刺青

ゲイ&レズビアン映画祭にて鑑賞。こういう名を冠した映画祭に足を踏み入れても、今はもう胸が痛くなることもないなんて、歳月の偉大さをつくづく思い知る。

なかなか開場しないと思ったら、字幕が表示されないというトラブルが起きたので対応中だけどもしかしたら字幕なしの上映になるやも、という発表がなされ、すぐに払い戻しの対応などが始まったのでびっくり。まあ、3割方聞き取れれば御の字だわ、勉強、勉強、と思ってその場にとどまることに。映画が始まると結局無事に日本語字幕も表示されたのでよかった。
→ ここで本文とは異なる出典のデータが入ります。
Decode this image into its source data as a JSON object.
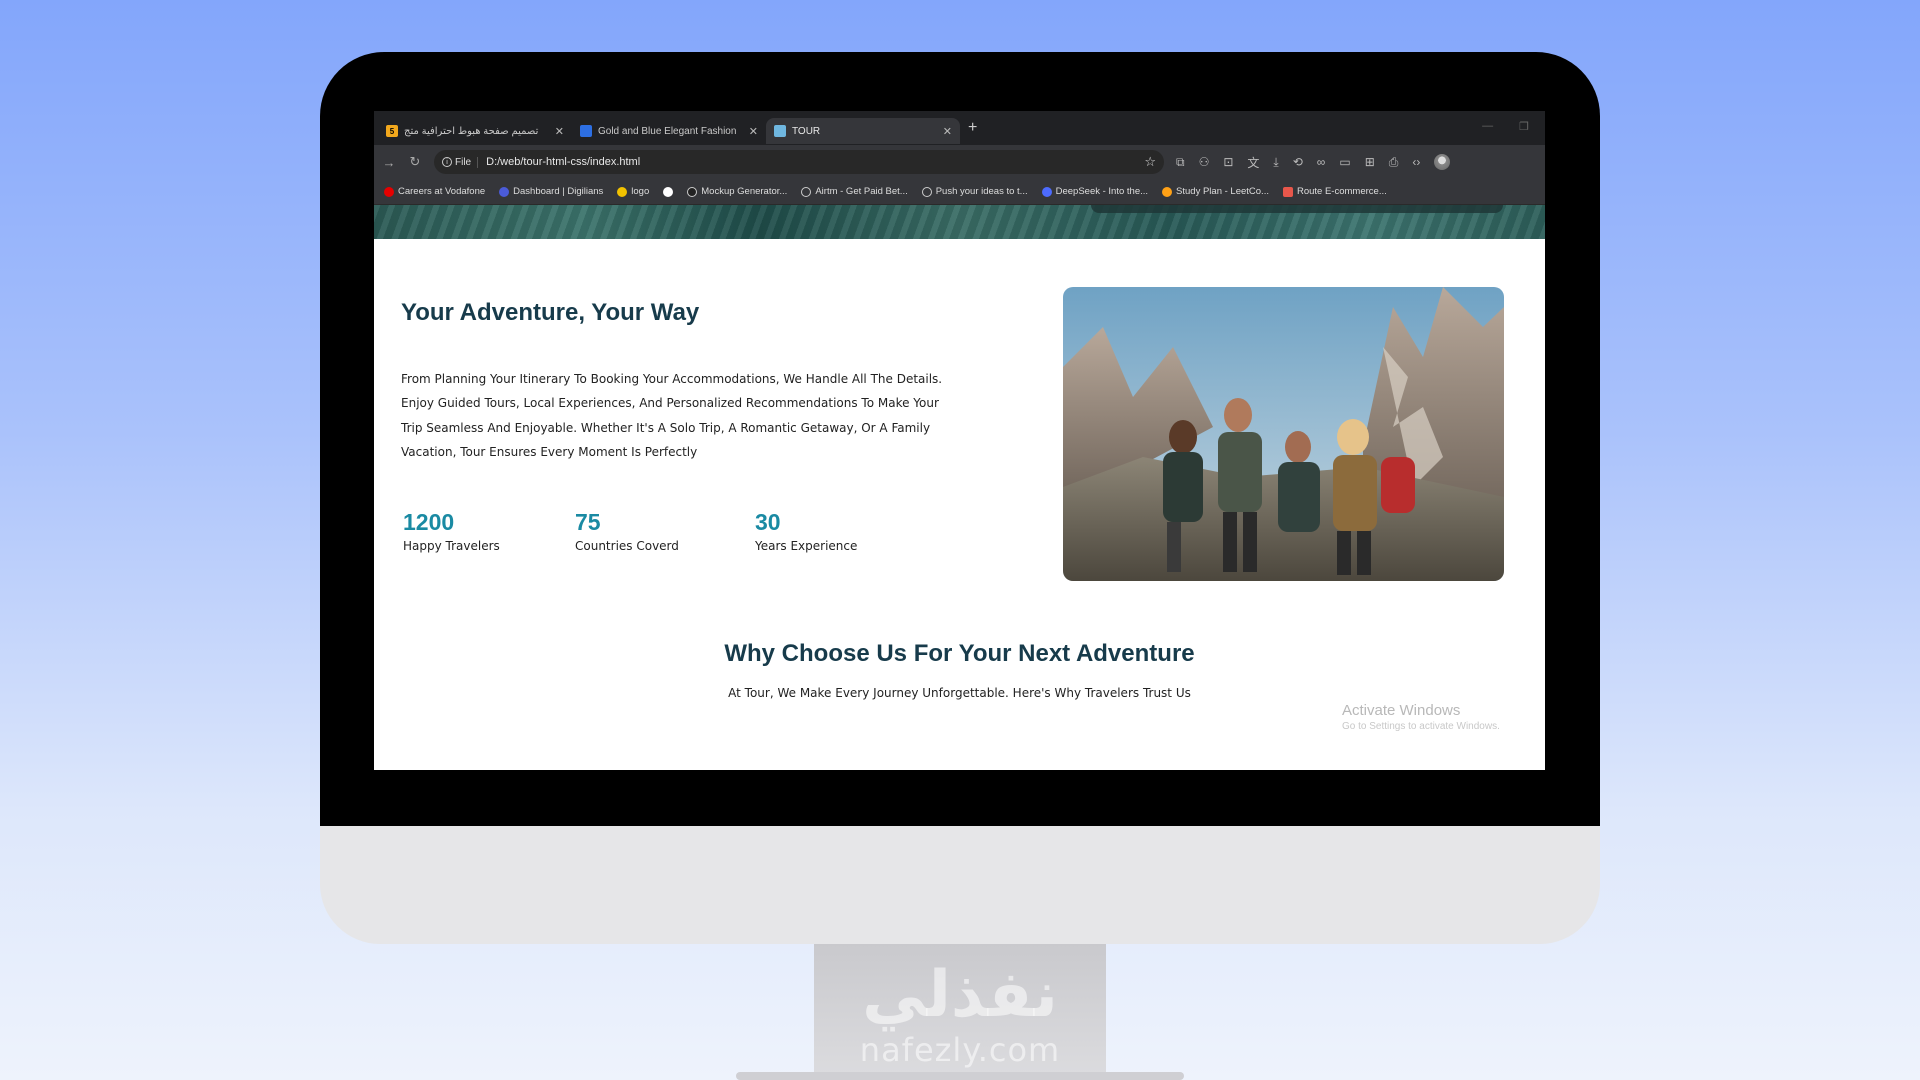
{
  "browser": {
    "tabs": [
      {
        "title": "تصميم صفحة هبوط احترافية متج",
        "favicon_letter": "5",
        "favicon_color": "#f2a81d",
        "active": false
      },
      {
        "title": "Gold and Blue Elegant Fashion",
        "favicon_letter": "",
        "favicon_color": "#2d6fe3",
        "active": false
      },
      {
        "title": "TOUR",
        "favicon_letter": "",
        "favicon_color": "#6fb7e0",
        "active": true
      }
    ],
    "new_tab_icon": "+",
    "address": {
      "chip": "File",
      "url": "D:/web/tour-html-css/index.html"
    },
    "bookmarks": [
      {
        "label": "Careers at Vodafone",
        "color": "#e60000"
      },
      {
        "label": "Dashboard | Digilians",
        "color": "#4b5bd8"
      },
      {
        "label": "logo",
        "color": "#f2c200"
      },
      {
        "label": "",
        "color": "#ffffff"
      },
      {
        "label": "Mockup Generator...",
        "color": "#222222"
      },
      {
        "label": "Airtm - Get Paid Bet...",
        "color": "#cccccc"
      },
      {
        "label": "Push your ideas to t...",
        "color": "#cccccc"
      },
      {
        "label": "DeepSeek - Into the...",
        "color": "#4d6bfe"
      },
      {
        "label": "Study Plan - LeetCo...",
        "color": "#ffa116"
      },
      {
        "label": "Route E-commerce...",
        "color": "#e8574b"
      }
    ]
  },
  "about": {
    "heading": "Your Adventure, Your Way",
    "body": "From Planning Your Itinerary To Booking Your Accommodations, We Handle All The Details. Enjoy Guided Tours, Local Experiences, And Personalized Recommendations To Make Your Trip Seamless And Enjoyable. Whether It's A Solo Trip, A Romantic Getaway, Or A Family Vacation, Tour Ensures Every Moment Is Perfectly",
    "stats": [
      {
        "value": "1200",
        "label": "Happy Travelers"
      },
      {
        "value": "75",
        "label": "Countries Coverd"
      },
      {
        "value": "30",
        "label": "Years Experience"
      }
    ]
  },
  "why": {
    "heading": "Why Choose Us For Your Next Adventure",
    "subheading": "At Tour, We Make Every Journey Unforgettable. Here's Why Travelers Trust Us"
  },
  "os_notice": {
    "title": "Activate Windows",
    "subtitle": "Go to Settings to activate Windows."
  },
  "watermark": {
    "arabic": "نفذلي",
    "latin": "nafezly.com"
  },
  "colors": {
    "accent": "#1a8aa3",
    "heading": "#173b4b"
  }
}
映画の方は、とにかくレイニーちゃん可愛い祭りだった。ネットアイドルの役なので、そのプリップリの可愛教主っぷりを遺憾なく発揮。一見無邪気を装った愛らしさの裏にものすごい孤独を抱えているところが痛々しくて、なかなか胸に迫るものがありました。イザベラ・リョンをじっくり見たのははじめてだったのだけど、なぜか勝手にハーフのお嬢さんだとずっと思い込んでいて、バタ臭い顔立ちの子であろうとイメージしていたら、すっとした和風美人だった。過去の出来事のせいで自らを常に牢獄に閉じ込めているようなストイックさが切なし。

この愛の話が女子同士である必然性がいまいち分からなかったのだけど、そんなことを言うのは野暮天(死語)かしら。性別を超越した二つの孤独な魂の邂逅、と思えばよいのかな。どよーん、どよーんとした挙句、ほのかな希望を感じさせるような作りで、後味は悪くなかった。ラブシーンも含めてレイニー・ヤンの気合というか根性が伝わってくる映画でした。